Auburn Alumni Association
 

Chili Recipe
submitted by Kristy Peralta '96 (Auburn Alumni Association Life Member)

1 lb. Ground Beef
2 large cans Crushed Tomatoes
1 large can Tomato Sauce
2 regular cans Black Beans
1 large can Pinto Beans
2 regular can Whole Corn
1 regular can Rotel
1 tablespoon Cayenne Pepper
1 tablespoon Salt
1 tablespoon Black Pepper
1 tablespoon Garlic Salt
2 tablespoons Sugar
½ cup – ¾ cup Chili Seasoning (to taste)

Brown the ground beef in a skillet. Drain fat and oils from the beef and set beef aside.

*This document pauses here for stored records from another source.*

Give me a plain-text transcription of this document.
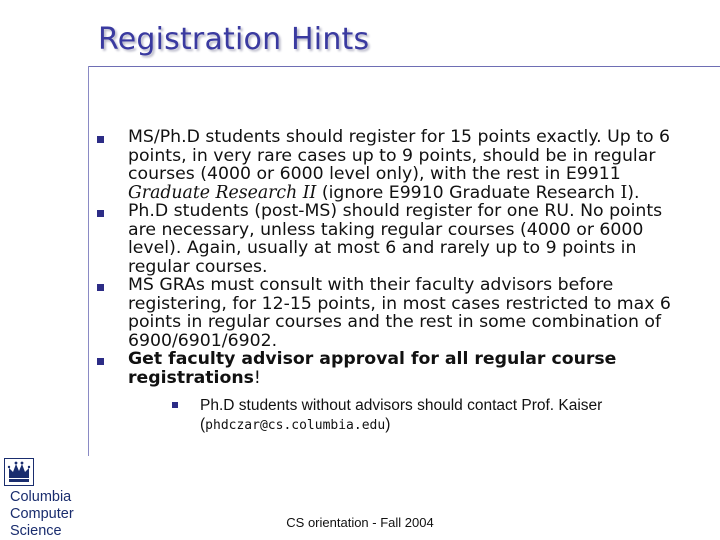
Registration Hints
MS/Ph.D students should register for 15 points exactly. Up to 6 points, in very rare cases up to 9 points, should be in regular courses (4000 or 6000 level only), with the rest in E9911 Graduate Research II (ignore E9910 Graduate Research I).
Ph.D students (post-MS) should register for one RU. No points are necessary, unless taking regular courses (4000 or 6000 level). Again, usually at most 6 and rarely up to 9 points in regular courses.
MS GRAs must consult with their faculty advisors before registering, for 12-15 points, in most cases restricted to max 6 points in regular courses and the rest in some combination of 6900/6901/6902.
Get faculty advisor approval for all regular course registrations!
Ph.D students without advisors should contact Prof. Kaiser (phdczar@cs.columbia.edu)
Columbia
Computer
Science
CS orientation - Fall 2004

Combine the following ingredients in a crock pot: crushed tomatoes (with juice), tomato sauce, black beans, pinto beans, whole corn (with juice), rotel (with juice), cayenne pepper, salt, black pepper, garlic salt, sugar, and chili seasoning (begin with ½ cup and add more to suit your taste). Stir in ground beef. Set the crock pot to high heat. Heat the chili on high for 2-3 hours. Then turn the crock pot to low heat and let it simmer until you are ready to eat. Enjoy!